There are also tales of Hebrew gangsters, early songwriting triumphs, Robert Zimmerman’s alter ego going electric, tours characterized by boredom and boos, a gorgeous Montreal journalist in Paris who’ll become Mrs. Robertson, and lots more. It’s frankly a gas, like listening to a hip grand-uncle tell old war stories, assuming your septuagenarian relative also changed the course of rock history six or seven times.

By the time we get to Woodstock and the beginning of what will become the Band proper, Roher and company have already set the stage for something closer to an ensemble piece. An army of famous talking heads from Springsteen to Scorsese to Rolling Stone founder Jann Wenner have already sung their praises. Now we get to hear the group sing their way through the one-two punch of Music From Big Pink and The Band, courtesy of some rare recording clips and a snippet from their infamous Winterland debut. (Robertson was so nervous for that gig he required the aid of a hypnotist. That anecdote is in here, with snapshots, too.) You wish there was more vintage performance footage, given how the concert album Rock of Ages proves that circa ’71, these guys were a beast live. The first year and a half was wonderful, Robertson says. Alas, all rock-hippie utopias must come to an end. Not even a move to sunny California can save a band in Seventies’ substance-abuse free fall.
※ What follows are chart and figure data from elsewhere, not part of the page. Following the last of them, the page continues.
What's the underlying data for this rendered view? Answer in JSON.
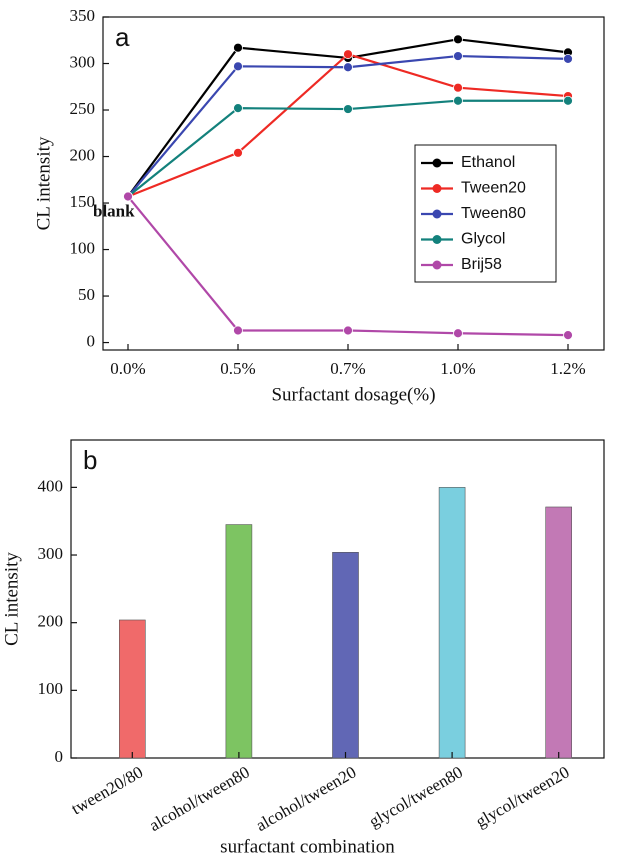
{
  "chart_data": [
    {
      "type": "line",
      "panel_label": "a",
      "annotation": "blank",
      "x_label": "Surfactant  dosage(%)",
      "y_label": "CL intensity",
      "categories": [
        "0.0%",
        "0.5%",
        "0.7%",
        "1.0%",
        "1.2%"
      ],
      "series": [
        {
          "name": "Ethanol",
          "color": "#000000",
          "values": [
            157,
            317,
            306,
            326,
            312
          ]
        },
        {
          "name": "Tween20",
          "color": "#ee2a24",
          "values": [
            157,
            204,
            310,
            274,
            265
          ]
        },
        {
          "name": "Tween80",
          "color": "#3a47b0",
          "values": [
            157,
            297,
            296,
            308,
            305
          ]
        },
        {
          "name": "Glycol",
          "color": "#13817c",
          "values": [
            157,
            252,
            251,
            260,
            260
          ]
        },
        {
          "name": "Brij58",
          "color": "#b048a8",
          "values": [
            157,
            13,
            13,
            10,
            8
          ]
        }
      ],
      "ylim": [
        -8,
        350
      ],
      "yticks": [
        0,
        50,
        100,
        150,
        200,
        250,
        300,
        350
      ],
      "legend": "right"
    },
    {
      "type": "bar",
      "panel_label": "b",
      "x_label": "surfactant combination",
      "y_label": "CL intensity",
      "categories": [
        "tween20/80",
        "alcohol/tween80",
        "alcohol/tween20",
        "glycol/tween80",
        "glycol/tween20"
      ],
      "values": [
        204,
        345,
        304,
        400,
        371
      ],
      "colors": [
        "#f06a6a",
        "#7dc462",
        "#6167b5",
        "#7acfdf",
        "#c279b5"
      ],
      "ylim": [
        0,
        470
      ],
      "yticks": [
        0,
        100,
        200,
        300,
        400
      ]
    }
  ]
}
And here’s where things start to get tricky regarding Once Were Brothers‘ perspective on what happened next. The Last Waltz itself gets the royal treatment, as well it should, but the years leading up to that all-star goodbye are described in brief as “it was a beautiful thing…it went up in flames.” Who lit the matches, however, is eventually boiled down to everybody but Robertson. Drink and drugs were always prevalent, and then heroin enters the picture and it all goes to shit. “I had a vision,” Robertson says, and the resentment in how he felt he was forced to carry the weight from Stage Fright to the Fillmore West’s stage is still palpable. He wanted to stop touring. But also: “Robbie kept moving, and not everybody could follow.”

“The idea was, [we’d] put that away,” the singer says, “we’d take care of each other, and really come back together again to make music…everybody just forgot to come back.” Not to split hairs, but: the four others played on Rick Danko’s 1977 solo album (Robertson plays on a track as well), later regrouped, toured and, after Richard Manuel tragically took his own life in 1986, recorded three more albums without Robertson. His story with the Band ends after Waltz, however, hence the story of the Band ends as well in his opinion. Fair enough. A coda, in which Robertson details saying farewell to an unconscious Helm on his death bed, is touching, though it may also give cause some Band fans aware of just how complicated, thorny and unresolved the twosome’s longtime feud was to cry tears of rage.

If you’ve read Robertson’s wonderful memoir Testimony, you’re already familiar with that story. Which, given the “inspired by” credit it gets at the end, suggests it’s better to think Once Were Brothers as an adaptation of that book rather than a straight-up rock doc about the Band per se. Manuel, Helm and Danko are all gone. Garth Hudson, the film says, still lives in Woodstock with his wife; whether he was approached or consulted for the project, it doesn’t say. In the end, we have someone who was both the driving force and one-fifth of the group speaking for the whole. His bona fides as a legend are assured; you’re reminded, watching this trip through some key chapters of a musician’s life, what a huge part he played in the art form. And you’re also reminded that history is always written, revised and rewritten by the victors.